Just my approach is to stay with the simplest original result, as you posted on 29.9.2019. Especially when you say it is consistent over many assets. I trade it small with microlots and focus to adopt other strategies into the ensemble, to balance/compensate the flat periods and draw downs.
not sure if this is a coding question or a general question about money management and portfolio setup.
For the latter case, I have used the booklet "Embrace the Mayhem" from the Robotwealth team. The link is on the Zorro support page.
The abstract of their approach: - besides the profit, one should always consider the annualized volatility of the portfolio, and keep it well below 15%. - trade small, trade broad - details explained there.
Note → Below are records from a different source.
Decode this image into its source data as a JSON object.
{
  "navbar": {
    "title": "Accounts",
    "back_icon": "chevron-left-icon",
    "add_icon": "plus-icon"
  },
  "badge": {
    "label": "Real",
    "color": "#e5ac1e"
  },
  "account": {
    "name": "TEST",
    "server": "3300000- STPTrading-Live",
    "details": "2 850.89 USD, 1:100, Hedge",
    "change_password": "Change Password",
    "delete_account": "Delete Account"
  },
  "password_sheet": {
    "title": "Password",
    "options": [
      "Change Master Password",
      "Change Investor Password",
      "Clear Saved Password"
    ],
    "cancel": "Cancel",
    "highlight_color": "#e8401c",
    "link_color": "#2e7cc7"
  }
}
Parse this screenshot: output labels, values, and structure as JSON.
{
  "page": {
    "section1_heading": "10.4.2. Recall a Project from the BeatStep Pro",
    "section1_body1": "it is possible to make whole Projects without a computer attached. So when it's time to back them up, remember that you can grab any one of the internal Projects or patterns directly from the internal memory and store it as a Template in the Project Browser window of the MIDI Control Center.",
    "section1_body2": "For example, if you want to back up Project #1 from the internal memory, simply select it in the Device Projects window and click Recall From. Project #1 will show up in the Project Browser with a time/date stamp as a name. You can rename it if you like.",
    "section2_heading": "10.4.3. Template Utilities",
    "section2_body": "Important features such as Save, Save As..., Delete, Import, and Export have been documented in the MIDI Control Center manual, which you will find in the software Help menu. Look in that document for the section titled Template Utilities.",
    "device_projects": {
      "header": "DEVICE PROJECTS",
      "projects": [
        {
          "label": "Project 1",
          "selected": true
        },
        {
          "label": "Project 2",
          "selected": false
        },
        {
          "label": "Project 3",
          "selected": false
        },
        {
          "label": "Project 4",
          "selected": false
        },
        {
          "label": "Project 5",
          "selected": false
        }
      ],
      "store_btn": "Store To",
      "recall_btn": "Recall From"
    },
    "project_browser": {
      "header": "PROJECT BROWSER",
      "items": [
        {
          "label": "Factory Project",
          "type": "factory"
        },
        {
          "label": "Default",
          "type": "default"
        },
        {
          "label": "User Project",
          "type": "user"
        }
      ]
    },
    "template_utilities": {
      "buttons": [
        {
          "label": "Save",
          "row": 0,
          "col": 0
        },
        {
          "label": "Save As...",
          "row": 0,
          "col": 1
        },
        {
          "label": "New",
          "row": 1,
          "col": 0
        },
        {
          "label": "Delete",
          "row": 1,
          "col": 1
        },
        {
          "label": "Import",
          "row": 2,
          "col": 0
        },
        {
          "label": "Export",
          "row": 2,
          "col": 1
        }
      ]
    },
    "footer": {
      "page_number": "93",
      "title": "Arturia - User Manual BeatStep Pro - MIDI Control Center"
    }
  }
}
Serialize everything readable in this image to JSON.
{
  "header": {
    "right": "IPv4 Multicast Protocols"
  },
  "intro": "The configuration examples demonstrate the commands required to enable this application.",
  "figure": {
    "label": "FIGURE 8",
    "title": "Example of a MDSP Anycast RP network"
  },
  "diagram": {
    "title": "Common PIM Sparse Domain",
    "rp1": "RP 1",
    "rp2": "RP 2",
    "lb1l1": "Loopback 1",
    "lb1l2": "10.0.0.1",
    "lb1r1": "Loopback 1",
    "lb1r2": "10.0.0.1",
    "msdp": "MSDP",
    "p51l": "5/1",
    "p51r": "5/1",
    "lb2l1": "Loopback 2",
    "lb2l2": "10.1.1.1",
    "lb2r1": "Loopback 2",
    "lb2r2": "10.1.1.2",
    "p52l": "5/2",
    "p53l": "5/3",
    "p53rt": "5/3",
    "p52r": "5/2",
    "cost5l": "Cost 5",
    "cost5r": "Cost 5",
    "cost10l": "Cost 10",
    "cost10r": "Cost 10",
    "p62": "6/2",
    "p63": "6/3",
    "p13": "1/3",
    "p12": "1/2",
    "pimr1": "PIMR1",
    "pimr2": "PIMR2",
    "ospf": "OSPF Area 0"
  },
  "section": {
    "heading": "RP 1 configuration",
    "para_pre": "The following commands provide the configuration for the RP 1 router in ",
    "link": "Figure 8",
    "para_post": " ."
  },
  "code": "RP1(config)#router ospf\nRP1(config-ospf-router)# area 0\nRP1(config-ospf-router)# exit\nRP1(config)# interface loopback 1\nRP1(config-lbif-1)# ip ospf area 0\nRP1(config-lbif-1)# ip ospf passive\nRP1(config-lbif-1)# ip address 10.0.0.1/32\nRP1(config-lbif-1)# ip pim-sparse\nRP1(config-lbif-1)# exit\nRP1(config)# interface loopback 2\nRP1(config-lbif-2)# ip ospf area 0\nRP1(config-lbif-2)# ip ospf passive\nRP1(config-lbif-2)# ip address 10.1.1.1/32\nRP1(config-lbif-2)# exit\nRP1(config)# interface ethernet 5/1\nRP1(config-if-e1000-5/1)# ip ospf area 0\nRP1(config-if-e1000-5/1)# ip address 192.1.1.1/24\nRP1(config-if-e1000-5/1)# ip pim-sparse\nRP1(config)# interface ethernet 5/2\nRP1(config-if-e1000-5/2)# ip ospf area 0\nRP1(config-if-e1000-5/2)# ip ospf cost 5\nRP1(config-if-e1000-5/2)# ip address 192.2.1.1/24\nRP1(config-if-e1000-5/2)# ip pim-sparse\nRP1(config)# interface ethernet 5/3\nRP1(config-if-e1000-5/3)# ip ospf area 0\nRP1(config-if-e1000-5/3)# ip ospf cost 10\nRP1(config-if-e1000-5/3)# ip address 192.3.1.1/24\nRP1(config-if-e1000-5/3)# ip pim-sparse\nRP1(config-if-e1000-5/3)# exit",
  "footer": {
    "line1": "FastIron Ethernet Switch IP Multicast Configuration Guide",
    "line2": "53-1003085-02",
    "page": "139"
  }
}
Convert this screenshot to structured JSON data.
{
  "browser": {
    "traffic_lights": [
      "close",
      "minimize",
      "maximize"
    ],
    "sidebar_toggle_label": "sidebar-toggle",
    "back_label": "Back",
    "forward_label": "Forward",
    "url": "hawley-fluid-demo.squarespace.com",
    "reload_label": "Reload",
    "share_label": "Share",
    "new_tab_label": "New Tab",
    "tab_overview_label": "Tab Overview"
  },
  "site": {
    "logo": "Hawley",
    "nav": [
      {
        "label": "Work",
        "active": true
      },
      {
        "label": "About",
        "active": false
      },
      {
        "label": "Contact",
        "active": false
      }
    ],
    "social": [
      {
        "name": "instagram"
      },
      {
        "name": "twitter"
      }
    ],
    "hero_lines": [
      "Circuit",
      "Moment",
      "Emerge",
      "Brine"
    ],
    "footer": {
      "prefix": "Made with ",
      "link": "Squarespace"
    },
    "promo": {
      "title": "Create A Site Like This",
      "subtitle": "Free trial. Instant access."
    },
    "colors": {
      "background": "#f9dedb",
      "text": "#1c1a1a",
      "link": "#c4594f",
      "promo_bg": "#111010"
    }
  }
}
There certainly is a possibility to code in Zorro and compare the performance reports. I leave the space here to more experienced members though.
You misunderstood my approach: I wouldn't cache the signals (which is of course impossible because of the virtually unlimited number of combinations), but the predictions. The predicted value only depends on time, because the signals themselves only depend on time, unless you try to optimize parameters on which they depend. Is that even possible? At least for me, this isn't desirable. If it is possible, you could implement a flag DEEPCACHE or something, to switch caching on.
So if I was to implement that cache, I would pass a timestamp - a bar number or wdate() - along with the signals into the R session. So one of the columns of my signals.csv would be that timestamp. I would put that aside before my neural net gets trained. When the training is finished, I would first add a new column with my predictions to the signals table, then add the timestamp column. Then I would export only the timestamp and the predictions column to a file. So I would get a timeseries with all the predictions which I would read out from zorro.
Maybe the term "cache" doesn't describe the approach. It's more some pre-calculated time series.